Le juge administratif n’a pas remis en cause ces critères, qui vont au-delà de ceux listés par le Code de l’urbanisme. En revanche, il a considéré que deux secteurs avaient été identifiés à tort comme déjà urbanisés, en méconnaissance de l’article L. 121-8 du Code de l’urbanisme.
Il est intéressant de noter que le premier de ces deux secteurs avait été validé par le juge de première instance, au motif notamment que le nombre de bâtiments (27) était supérieur au seuil de 25 fixé par le DOO. Cette conformité aux critères fixés par le SCOT n’a pas empêché la CAA de considérer « qu’eu égard à la faible densité des constructions et à l’absence d’épaisseur du tissu urbanisé, l’identification de ce lieu-dit en tant que secteur déjà urbanisé » n’était pas compatible avec les dispositions de la loi Littoral.

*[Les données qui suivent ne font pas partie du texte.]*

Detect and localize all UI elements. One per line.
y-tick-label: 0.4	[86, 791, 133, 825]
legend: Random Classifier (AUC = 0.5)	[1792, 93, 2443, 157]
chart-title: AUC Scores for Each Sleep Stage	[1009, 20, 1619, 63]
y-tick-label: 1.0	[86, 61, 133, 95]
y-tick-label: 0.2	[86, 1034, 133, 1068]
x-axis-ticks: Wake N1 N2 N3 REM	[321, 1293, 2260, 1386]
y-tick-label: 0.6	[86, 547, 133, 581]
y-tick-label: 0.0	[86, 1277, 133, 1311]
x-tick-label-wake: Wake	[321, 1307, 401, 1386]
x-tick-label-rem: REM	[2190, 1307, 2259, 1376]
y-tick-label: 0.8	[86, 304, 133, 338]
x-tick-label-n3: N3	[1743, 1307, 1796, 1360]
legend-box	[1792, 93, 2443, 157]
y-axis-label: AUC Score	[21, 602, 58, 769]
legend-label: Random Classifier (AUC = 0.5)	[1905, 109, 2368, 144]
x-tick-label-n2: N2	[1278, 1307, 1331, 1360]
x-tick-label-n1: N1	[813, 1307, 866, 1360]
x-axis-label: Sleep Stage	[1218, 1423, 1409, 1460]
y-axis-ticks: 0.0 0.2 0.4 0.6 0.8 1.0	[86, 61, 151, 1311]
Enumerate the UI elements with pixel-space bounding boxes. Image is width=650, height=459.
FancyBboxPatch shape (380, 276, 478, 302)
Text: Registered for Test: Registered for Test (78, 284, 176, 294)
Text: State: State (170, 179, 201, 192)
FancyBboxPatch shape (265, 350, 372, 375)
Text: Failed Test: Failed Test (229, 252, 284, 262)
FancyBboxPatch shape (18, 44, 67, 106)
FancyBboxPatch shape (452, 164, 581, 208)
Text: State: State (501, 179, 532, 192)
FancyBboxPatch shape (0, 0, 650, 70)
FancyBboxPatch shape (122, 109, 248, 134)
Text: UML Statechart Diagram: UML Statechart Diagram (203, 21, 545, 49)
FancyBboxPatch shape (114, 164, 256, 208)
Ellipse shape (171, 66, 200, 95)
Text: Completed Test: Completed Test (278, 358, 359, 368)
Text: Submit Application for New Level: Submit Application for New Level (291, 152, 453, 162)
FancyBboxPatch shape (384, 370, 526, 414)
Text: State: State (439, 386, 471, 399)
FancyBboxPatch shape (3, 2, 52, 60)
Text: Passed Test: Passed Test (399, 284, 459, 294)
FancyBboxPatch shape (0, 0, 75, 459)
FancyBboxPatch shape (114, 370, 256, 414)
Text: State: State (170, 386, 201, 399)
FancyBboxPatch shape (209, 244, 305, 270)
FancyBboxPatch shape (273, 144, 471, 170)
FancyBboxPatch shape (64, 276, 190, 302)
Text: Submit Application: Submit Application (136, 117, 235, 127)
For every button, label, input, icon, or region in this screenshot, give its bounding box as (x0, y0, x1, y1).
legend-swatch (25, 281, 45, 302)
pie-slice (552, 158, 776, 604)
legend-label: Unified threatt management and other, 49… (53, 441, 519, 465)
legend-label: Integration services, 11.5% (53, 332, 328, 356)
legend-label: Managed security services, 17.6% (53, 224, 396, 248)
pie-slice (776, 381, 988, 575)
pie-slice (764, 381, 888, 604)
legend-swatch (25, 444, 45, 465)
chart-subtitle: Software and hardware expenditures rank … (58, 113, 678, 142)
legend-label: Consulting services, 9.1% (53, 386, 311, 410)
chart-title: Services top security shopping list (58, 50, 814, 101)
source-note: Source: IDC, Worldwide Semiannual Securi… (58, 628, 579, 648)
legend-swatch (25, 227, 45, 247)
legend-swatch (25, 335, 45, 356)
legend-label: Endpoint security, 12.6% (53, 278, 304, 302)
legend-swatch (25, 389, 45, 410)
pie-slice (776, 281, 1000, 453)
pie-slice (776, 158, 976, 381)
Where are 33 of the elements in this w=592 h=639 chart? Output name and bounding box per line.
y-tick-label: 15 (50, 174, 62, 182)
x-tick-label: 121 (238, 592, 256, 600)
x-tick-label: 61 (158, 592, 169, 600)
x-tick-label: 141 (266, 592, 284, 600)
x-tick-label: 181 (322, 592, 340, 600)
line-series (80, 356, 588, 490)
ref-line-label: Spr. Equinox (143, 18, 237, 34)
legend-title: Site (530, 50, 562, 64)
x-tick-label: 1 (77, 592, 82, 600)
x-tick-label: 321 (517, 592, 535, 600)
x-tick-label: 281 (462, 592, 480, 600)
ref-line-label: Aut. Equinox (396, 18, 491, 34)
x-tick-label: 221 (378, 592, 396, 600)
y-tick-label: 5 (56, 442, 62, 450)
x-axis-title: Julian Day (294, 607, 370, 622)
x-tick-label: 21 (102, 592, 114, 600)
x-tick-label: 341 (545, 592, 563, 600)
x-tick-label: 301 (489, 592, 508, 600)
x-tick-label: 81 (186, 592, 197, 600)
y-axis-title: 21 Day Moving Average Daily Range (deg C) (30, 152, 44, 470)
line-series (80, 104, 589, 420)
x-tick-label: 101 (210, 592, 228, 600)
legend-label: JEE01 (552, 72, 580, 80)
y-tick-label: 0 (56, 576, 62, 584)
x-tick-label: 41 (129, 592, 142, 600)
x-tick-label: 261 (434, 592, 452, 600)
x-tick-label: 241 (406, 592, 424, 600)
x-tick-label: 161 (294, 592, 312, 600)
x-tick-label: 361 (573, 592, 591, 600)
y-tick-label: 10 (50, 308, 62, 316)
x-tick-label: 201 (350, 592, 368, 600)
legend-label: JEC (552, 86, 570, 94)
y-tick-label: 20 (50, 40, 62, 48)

S’agissant du second secteur, celui-ci présentait « une quinzaine de constructions, dont seulement six sont mitoyennes, implantées de façon linéaire le long d’une voie de circulation ». Les rédacteurs du SCOT avaient donc manifestement méconnu les critères qu’ils avaient eux-mêmes fixées dans le DOO.
Au final, au stade de l’identification des secteurs déjà urbanisés, les rédacteurs d’un SCOT doivent veiller, d’une part, à respecter les critères fixés par le Code de l’urbanisme et, d’autre part, à se conformer strictement aux critères qu’ils se sont fixés. Autrement, ils encourent une annulation partielle du document adopté.